Q: MaxMara has a long history of supporting various empowering initiatives for women. Why is it important for you to support these groups?
A: We have always been committed to celebrating women. Global, intelligent, strong and modern women are our muses and our core clients. From design to inspiration to our brand initiatives such as Women in Film and Art Prize for Women, we continue our support and development of women, especially within the arts. When my grandfather started the company in the ‘50s, he originally designed for the wives of doctors and lawyers. Now we are designing for doctors and lawyers themselves. Women’s roles have drastically changed and will continue to evolve into greater heights, which is a cultural transformation we are proud to be part of.
Q: Tell us about your partnership with the Whitney Museum.
A: We have been organically developing our relationship with the Whitney for several years. Our family has loaned artworks from our private collection in the past, and MaxMara has supported the Whitney Art Party for the last three years. With Renzo Piano as the architect of the Whitney, having two Italian houses together was the perfect opportunity to celebrate and create a product that represents true Italian craftsmanship.

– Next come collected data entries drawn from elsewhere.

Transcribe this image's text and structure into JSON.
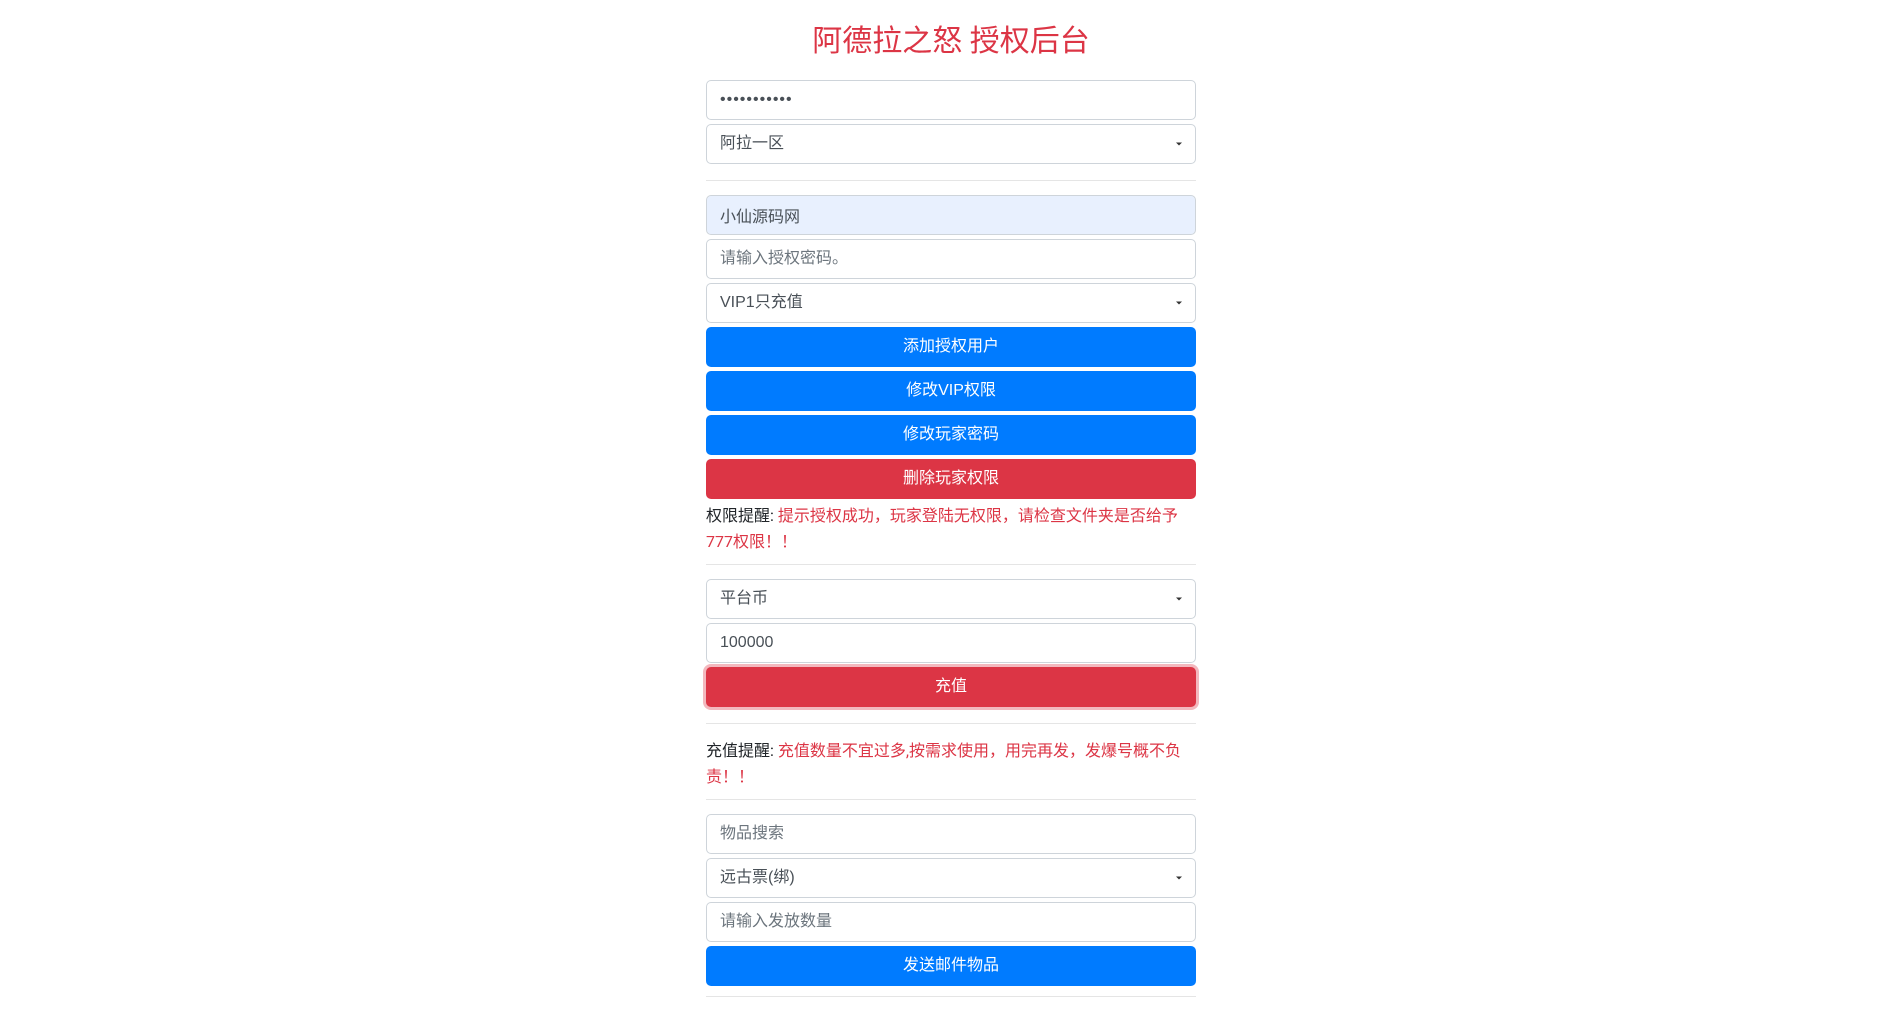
{
  "title": "阿德拉之怒 授权后台",
  "section1": {
    "password_value": "aaaaaaaaaaa",
    "server_select": "阿拉一区"
  },
  "section2": {
    "user_input": "小仙源码网",
    "auth_password_placeholder": "请输入授权密码。",
    "vip_select": "VIP1只充值",
    "btn_add_user": "添加授权用户",
    "btn_modify_vip": "修改VIP权限",
    "btn_modify_pw": "修改玩家密码",
    "btn_delete_user": "删除玩家权限",
    "perm_hint_label": "权限提醒: ",
    "perm_hint_text": "提示授权成功，玩家登陆无权限，请检查文件夹是否给予777权限！！"
  },
  "section3": {
    "currency_select": "平台币",
    "amount_value": "100000",
    "btn_recharge": "充值",
    "recharge_hint_label": "充值提醒: ",
    "recharge_hint_text": "充值数量不宜过多,按需求使用，用完再发，发爆号概不负责！！"
  },
  "section4": {
    "item_search_placeholder": "物品搜索",
    "item_select": "远古票(绑)",
    "qty_placeholder": "请输入发放数量",
    "btn_send_mail": "发送邮件物品"
  }
}
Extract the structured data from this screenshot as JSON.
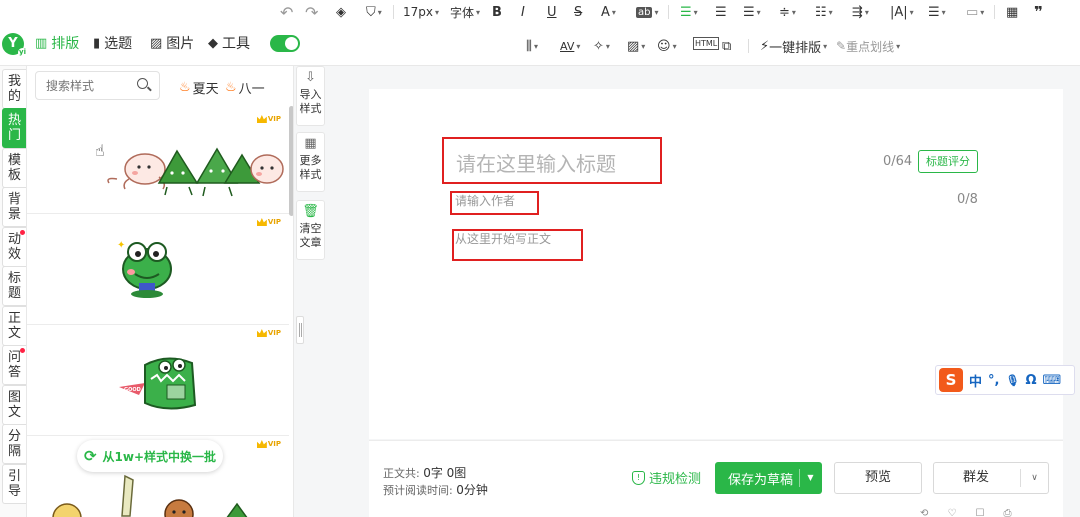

Q: How would you describe your personal style?
A: I like contrast. My style is a mix of work and play. My favorite look is a perfect blazer with rolled sleeves, a T-shirt, jeans and a great shoe, either a playful heel or a classic loafer.
Q: From your perspective, what’s the biggest style difference between Milan vs. New York City?
A: New York City style is edgier with more risks. In New York, anything goes. In Milan, style is chic but classic.